Mall shares how travelling changes you and your thought process.
“For over two months last winter, I lived on the road, slept on footpaths with beggars and security guards, ate out of prashad and Annadan at temples and wore just two sets of T-shirts and shorts,” says Mall, who rode his bicycle from Kashmir to Kanyakumari. Leaving a lucrative job in Qatar, Mall set up a marketing business in Delhi only to go bankrupt within a short span. “I have failed multiple times but I never got dejected. The first time I got break-even in my latest business venture, I set out travelling. My business partners, family members and friends suggested that I consult a psychiatrist. But I knew, what I wanted.” He bought a bicycle. That was October 2016.
“I had never cycled even for two kilometres at a stretch before that, but I was thinking of covering 4000 kms. People scared me saying that I should practice for at least six months before embarking on the journey. However, my passion was so intense that I didn’t want to waste time and started off in six days.”
After reaching Jammu by train, I took a bus to Kargil where I couldn’t see a single bike or cycle but only army convoys and trucks, he recalls. “I spent about five hours figuring out the technical aspects of the cycle, my sole companion for the next couple of weeks. On first three days, I covered close to 400 kms. Crossing village Dras was difficult as it was extreme winter. For nearly a week, I stayed with no network or phone and no one knew whether I was alive.”
Only if you go out and talk to people, you will know how the world is, says Mall, who claims to have met no bad men in his journey.
“Fortunately, I had no bitter experiences. Of course, people questioned my intent but never judged me. In Kashmir, I even interacted with few separatists. I spoke at the Kargil Degree College and got inspired by the reception I received there.”
During his travel, Mall stopped at 350 villages, 80 small towns and cities and addressed students at 60 schools and colleges. He recalls last Diwali at a restaurant in Agra run entirely by acid victims. “There were mothers and daughters and sisters among the victims. One among them told me that the men can burn their skin and disfigure their faces but can never burn their spirit. That struck me and made me realise the importance of determination and the will to do something.”
While staying in the interiors in Chambal Valley, Mall decided to help the villagers build a toilet. “I used to wake up before sunrise as I was staying in temples and Gurudwaras and I would invariably see people rushing into the fields. Among my things I always carried a broom that was invariably required while using public toilets. I wanted to do something about it and that’s how I built the first toilet. When I spoke to the villagers, a young mother was the first to contribute Rs.10 and soon everyone gave whatever little they could. I put in a major share along with their contribution and this is the way I helped construct 17 toilets in places I stayed over in Madhya Pradesh, Maharashtra and Telangana.”

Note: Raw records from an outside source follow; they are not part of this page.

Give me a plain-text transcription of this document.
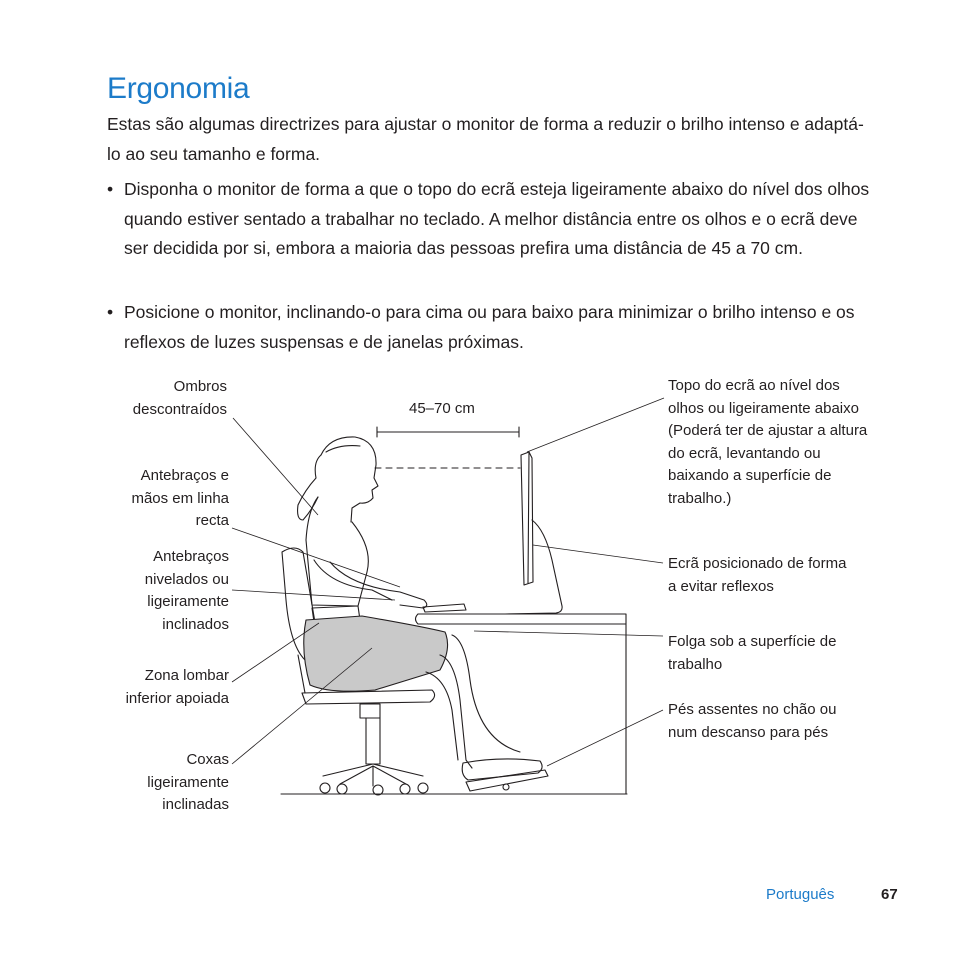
Ergonomia

Estas são algumas directrizes para ajustar o monitor de forma a reduzir o brilho intenso e adaptá-lo ao seu tamanho e forma.

• Disponha o monitor de forma a que o topo do ecrã esteja ligeiramente abaixo do nível dos olhos quando estiver sentado a trabalhar no teclado. A melhor distância entre os olhos e o ecrã deve ser decidida por si, embora a maioria das pessoas prefira uma distância de 45 a 70 cm.
• Posicione o monitor, inclinando-o para cima ou para baixo para minimizar o brilho intenso e os reflexos de luzes suspensas e de janelas próximas.
45–70 cm
Ombros descontraídos
Antebraços e mãos em linha recta
Antebraços nivelados ou ligeiramente inclinados
Zona lombar inferior apoiada
Coxas ligeiramente inclinadas
Topo do ecrã ao nível dos olhos ou ligeiramente abaixo (Poderá ter de ajustar a altura do ecrã, levantando ou baixando a superfície de trabalho.)
Ecrã posicionado de forma a evitar reflexos
Folga sob a superfície de trabalho
Pés assentes no chão ou num descanso para pés
Português	67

Motivated by the experiences, Mall has started an initiative called ‘Astitva’, which is a network of people from various walks of life working together for the existence and identity of people in need.
“Astitva is a entirely volunteer-based initiative, where along with like-minded travellers and individuals I strive to bring about changes in the lives of people who are less cared for,” says Mall. At the end of his trip, I gave away whatever was left with him including the clothes. “It gave me immense satisfaction,” he says. “Travelling has made me think of the world as one family,” he adds.